I own dat reel on Mid Century Modern Vol. 2, and it’s a hoot! I seem to remember some of the Playhouse Pictures stuff that Mike Kazaleh posted here were from one of these reels…
This is an interesting reel of commercials; I still enjoy your first and only disk of classic animated TV commercials. I especially liked the Prudential ad reinventing the story of the lion and the mouse. The scoring is fantastic, and that is the other interesting point about stylized animation–the scores are also uniquely selective since it was no longer an economically sound option to use a full orchestra. That kind of sparse scoring served the Terrytoons Studios well during that latter period when cinemascope was tried. I’m glad you were able to save this reel, and I’ll have to run that MID-CENTURY MODERN disk again to see how many did actually show up thereon.
Re: the FLIP THE FROG cartoons, well, what more can I add to this than you have an immediate customer here. It is *THE* set that I’m eagerly awaiting since receiving my WILLIE WHOPPER set which is incredible. Now, on those, there are some interesting scores, so I hope that those UCLA prints have real clean soundtracks.
Oh and good luck on fixing up that house!
In the early 80s I saw Art Babbit’s demo reel through Sheridan College after some saw him in person at NFB in Montreal. A few of these made it onto his reel.
Oh I love these. They are so direct and clear. Perhaps some would say the narrative style of some is pedestrian by today’s standards but most commercial animation today is flashy and hyper. We could use simpler storytelling, there is an art to be able to pull that off.
Disposable barbecue ? Really? I wonder how many fires started from premature disposal before they stopped manufacturing them? 🙂
I wish we went back to that too (not the disposable barbeque mind you).

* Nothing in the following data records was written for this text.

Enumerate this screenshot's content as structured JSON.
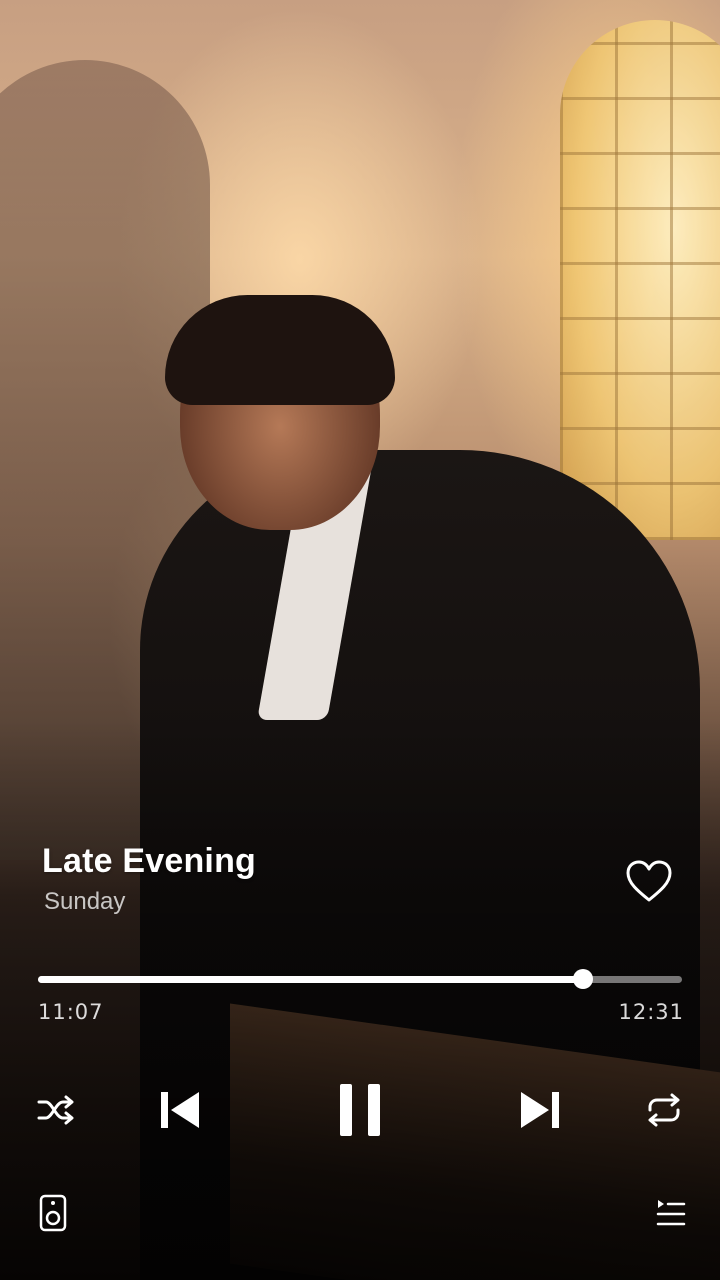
{
  "player": {
    "title": "Late Evening",
    "artist": "Sunday",
    "elapsed": "11:07",
    "duration": "12:31",
    "progress_percent": 84.7,
    "liked": false,
    "state": "playing"
  },
  "controls": {
    "shuffle_icon": "shuffle-icon",
    "previous_icon": "skip-previous-icon",
    "pause_icon": "pause-icon",
    "next_icon": "skip-next-icon",
    "repeat_icon": "repeat-icon",
    "speaker_icon": "speaker-device-icon",
    "queue_icon": "playlist-queue-icon"
  },
  "colors": {
    "foreground": "#ffffff",
    "progress_track": "rgba(255,255,255,0.45)"
  }
}
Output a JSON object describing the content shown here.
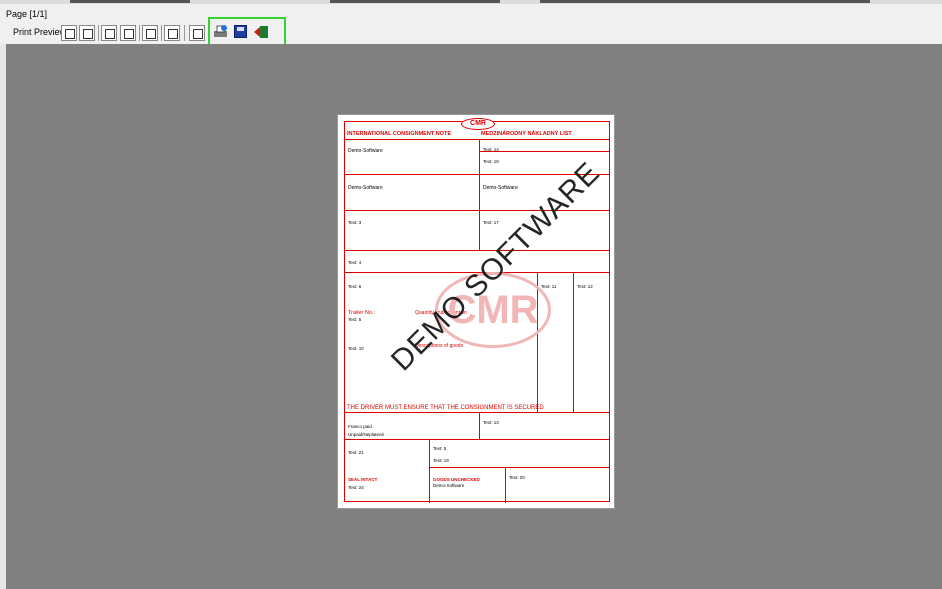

Good god, man, don’t kill yourself. That Flip the Frog one looks really interesting. I would love to break into the UCLA archive just to know what all they have hidden away in dusty vaults. Complete Screen Songs? Good luck, and take care of yourself.

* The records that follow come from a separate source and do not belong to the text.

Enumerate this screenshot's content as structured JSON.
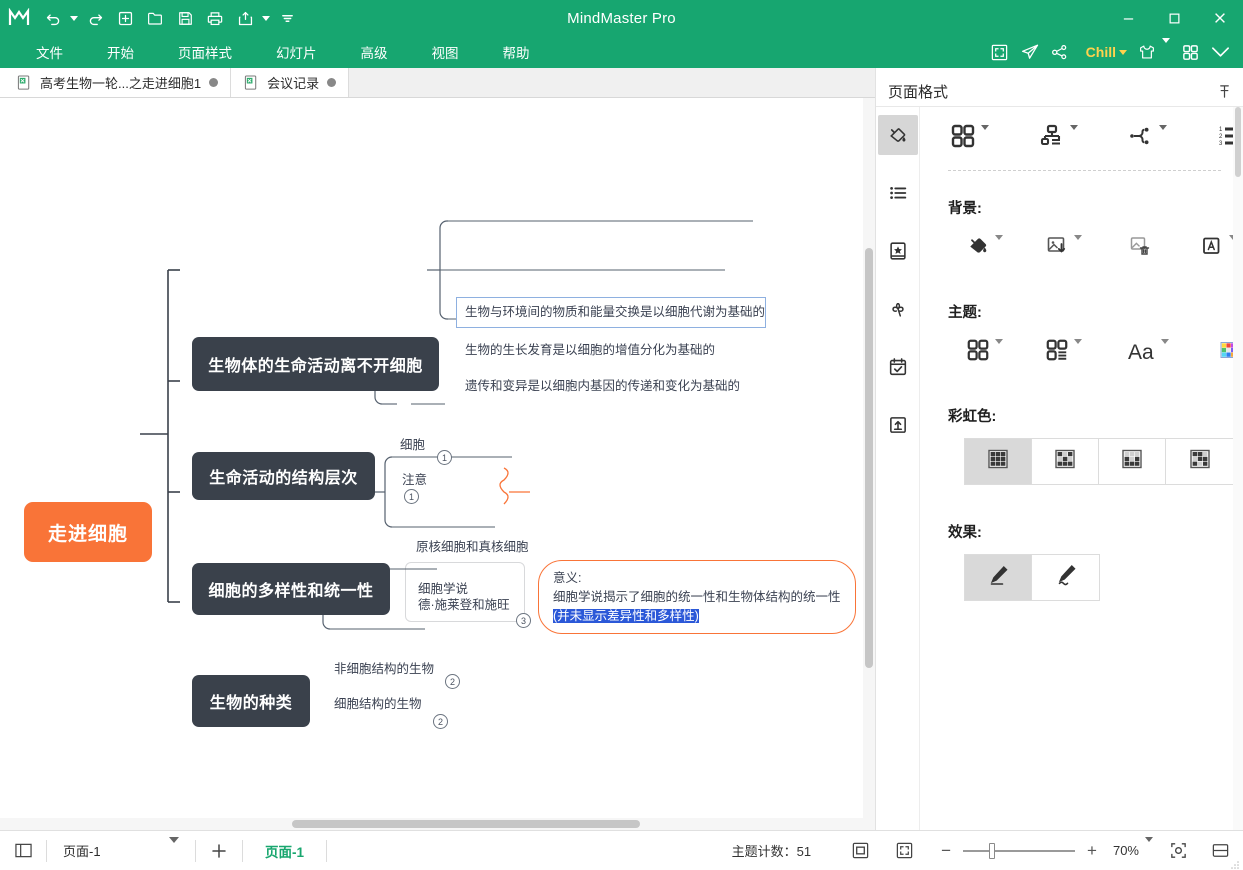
{
  "titlebar": {
    "app_title": "MindMaster Pro",
    "logo_icon": "mindmaster-logo-icon",
    "quick_access": [
      {
        "name": "undo",
        "icon": "undo-icon",
        "has_caret": true
      },
      {
        "name": "redo",
        "icon": "redo-icon",
        "has_caret": false
      },
      {
        "name": "new",
        "icon": "new-file-icon",
        "has_caret": false
      },
      {
        "name": "open",
        "icon": "open-folder-icon",
        "has_caret": false
      },
      {
        "name": "save",
        "icon": "save-disk-icon",
        "has_caret": false
      },
      {
        "name": "print",
        "icon": "print-icon",
        "has_caret": false
      },
      {
        "name": "export",
        "icon": "export-share-icon",
        "has_caret": true
      },
      {
        "name": "more",
        "icon": "more-caret-icon",
        "has_caret": false
      }
    ],
    "window_controls": {
      "minimize": "minimize-icon",
      "maximize": "maximize-icon",
      "close": "close-icon"
    }
  },
  "menubar": {
    "items": [
      {
        "label": "文件"
      },
      {
        "label": "开始"
      },
      {
        "label": "页面样式"
      },
      {
        "label": "幻灯片"
      },
      {
        "label": "高级"
      },
      {
        "label": "视图"
      },
      {
        "label": "帮助"
      }
    ],
    "right_tools": [
      {
        "name": "fullscreen",
        "icon": "fullscreen-icon"
      },
      {
        "name": "send",
        "icon": "paper-plane-icon"
      },
      {
        "name": "share",
        "icon": "share-nodes-icon"
      }
    ],
    "account_label": "Chill",
    "skin_icon": "shirt-icon",
    "apps_icon": "grid-apps-icon",
    "collapse_icon": "chevron-double-down-icon"
  },
  "doc_tabs": [
    {
      "label": "高考生物一轮...之走进细胞1",
      "icon": "document-icon",
      "active": true,
      "modified": true
    },
    {
      "label": "会议记录",
      "icon": "document-icon",
      "active": false,
      "modified": true
    }
  ],
  "mindmap": {
    "root": {
      "label": "走进细胞",
      "color": "#f97438"
    },
    "branches": [
      {
        "label": "生物体的生命活动离不开细胞",
        "children": [
          {
            "label": "生物与环境间的物质和能量交换是以细胞代谢为基础的",
            "selected": true
          },
          {
            "label": "生物的生长发育是以细胞的增值分化为基础的",
            "selected": false
          },
          {
            "label": "遗传和变异是以细胞内基因的传递和变化为基础的",
            "selected": false
          }
        ]
      },
      {
        "label": "生命活动的结构层次",
        "children": [
          {
            "label": "细胞",
            "badge": "1"
          },
          {
            "label": "注意",
            "badge": "1"
          }
        ]
      },
      {
        "label": "细胞的多样性和统一性",
        "children": [
          {
            "label": "原核细胞和真核细胞",
            "badge": ""
          },
          {
            "label": "细胞学说",
            "label2": "德·施莱登和施旺",
            "badge": "3"
          }
        ],
        "callout": {
          "line1": "意义:",
          "line2": "细胞学说揭示了细胞的统一性和生物体结构的统一性",
          "line3": "(并未显示差异性和多样性)",
          "line3_highlighted": true,
          "border_color": "#f97438"
        }
      },
      {
        "label": "生物的种类",
        "children": [
          {
            "label": "非细胞结构的生物",
            "badge": "2"
          },
          {
            "label": "细胞结构的生物",
            "badge": "2"
          }
        ]
      }
    ]
  },
  "right_panel": {
    "title": "页面格式",
    "pin_icon": "pin-icon",
    "rail": [
      {
        "name": "style",
        "icon": "paint-bucket-icon",
        "active": true
      },
      {
        "name": "outline",
        "icon": "bullet-list-icon",
        "active": false
      },
      {
        "name": "clipart",
        "icon": "sticker-star-icon",
        "active": false
      },
      {
        "name": "clover",
        "icon": "clover-icon",
        "active": false
      },
      {
        "name": "task",
        "icon": "calendar-check-icon",
        "active": false
      },
      {
        "name": "upload",
        "icon": "upload-box-icon",
        "active": false
      }
    ],
    "top_tools": [
      {
        "name": "layout-structure",
        "icon": "grid-four-icon"
      },
      {
        "name": "org-structure",
        "icon": "org-tree-icon"
      },
      {
        "name": "branch-style",
        "icon": "branch-connector-icon"
      },
      {
        "name": "numbering",
        "icon": "numbered-list-icon"
      }
    ],
    "sections": [
      {
        "title": "背景:",
        "tools": [
          {
            "name": "fill-color",
            "icon": "paint-bucket-icon"
          },
          {
            "name": "background-image",
            "icon": "image-insert-icon"
          },
          {
            "name": "remove-background-image",
            "icon": "image-delete-icon"
          },
          {
            "name": "watermark",
            "icon": "letter-a-box-icon"
          }
        ]
      },
      {
        "title": "主题:",
        "tools": [
          {
            "name": "theme-style",
            "icon": "grid-four-icon"
          },
          {
            "name": "theme-layout",
            "icon": "grid-list-icon"
          },
          {
            "name": "theme-font",
            "icon": "font-Aa-icon"
          },
          {
            "name": "theme-colors",
            "icon": "color-palette-icon"
          }
        ]
      }
    ],
    "rainbow": {
      "title": "彩虹色:",
      "options": [
        {
          "name": "rainbow-option-1",
          "icon": "swatch-grid-uniform-icon",
          "active": true
        },
        {
          "name": "rainbow-option-2",
          "icon": "swatch-grid-mixed-a-icon",
          "active": false
        },
        {
          "name": "rainbow-option-3",
          "icon": "swatch-grid-mixed-b-icon",
          "active": false
        },
        {
          "name": "rainbow-option-4",
          "icon": "swatch-grid-mixed-c-icon",
          "active": false
        }
      ]
    },
    "effects": {
      "title": "效果:",
      "options": [
        {
          "name": "effect-straight-pen",
          "icon": "pen-straight-icon",
          "active": true
        },
        {
          "name": "effect-hand-drawn",
          "icon": "pen-wavy-icon",
          "active": false
        }
      ]
    }
  },
  "statusbar": {
    "outline_icon": "panel-toggle-icon",
    "page_select_value": "页面-1",
    "add_page_icon": "plus-icon",
    "page_tab_label": "页面-1",
    "topic_count_label": "主题计数：",
    "topic_count_value": "51",
    "fit_icon": "fit-page-icon",
    "expand_icon": "fit-screen-icon",
    "zoom_out": "−",
    "zoom_in": "+",
    "zoom_value": "70%",
    "zoom_caret": "caret-down-icon",
    "focus_icon": "focus-center-icon",
    "split_icon": "split-view-icon"
  },
  "colors": {
    "brand_green": "#17a670",
    "accent_orange": "#f97438",
    "node_dark": "#3a414b",
    "account_yellow": "#ffd24d",
    "selection_blue": "#2b58d8",
    "page_tab_green": "#18a66e"
  }
}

I, too, favor for a Complete Screen Songs!
The Bank of America narrator sounds like WOR veteran Roger Bower. I might be wrong, but it sounds alot like him.
More on Mr. Bower here:
http://digital.lib.umd.edu/archivesum/actions.DisplayEADDoc.do;jsessionid=06AD6777CD0F4D13093792B7965B649C?source=MdU.ead.lab.0021.xml&style=ead
and here:
http://www.goldenage-wtic.org/gaor-41.html
Hello Steve,
If you’re coming out here to check on HOPPITY/MR. BUG GOES TO TOWN be prepared to be disappointed. Paramount claims that they still own it and that it is not in the public domain. A few years ago they performed a photochemical restoration from what they said was the best material (a 35mm SC camera original)?

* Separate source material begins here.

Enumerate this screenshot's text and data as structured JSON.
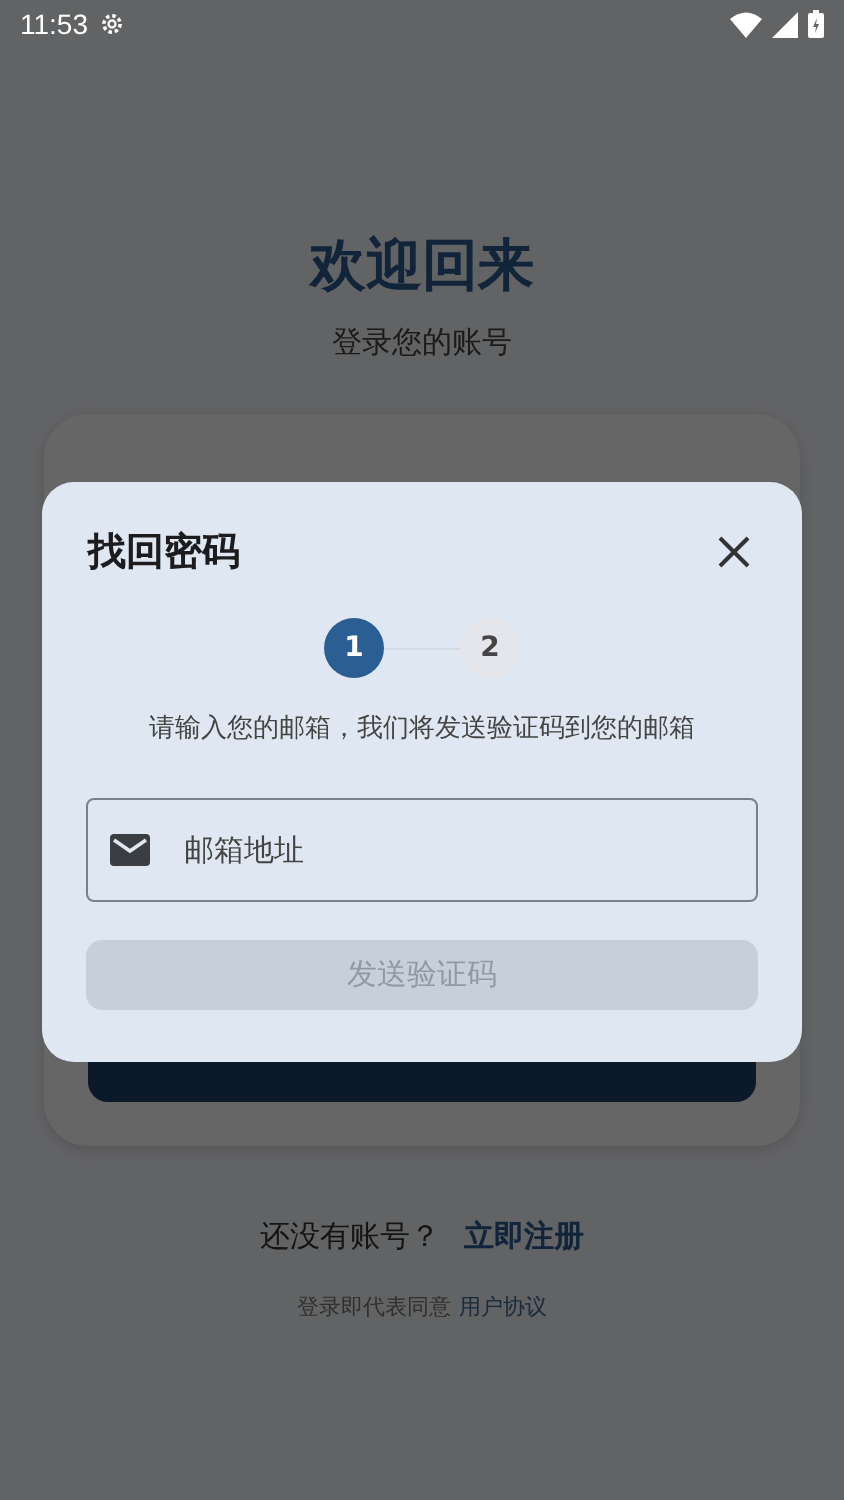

Years ago I saw a 35mm Technicolor nitrate print from the original release which was not so sharp, too grainy, muted color with muddy audio (no highs, no lows, lots of mid-range). The new 35mm restoration looked and sounded the same.
But maybe they screwed something up and you might be able to fix it? You never know.
YES! 😉
Well maybe someday Paramount would be nice and let Steve handle such a release himself if they don’t let Olive have it.
Can’t resist:
OswaldOswaldOswaldOswaldOswaldOswaldOswaldOswald
FELIX!
Yes, I remember reading something here (?) some time ago (I think) that Paramount still owns “Mr. Bug Goes to Town”.
Looking forward to the Cubbys. That info about the color Flippies is inriguing!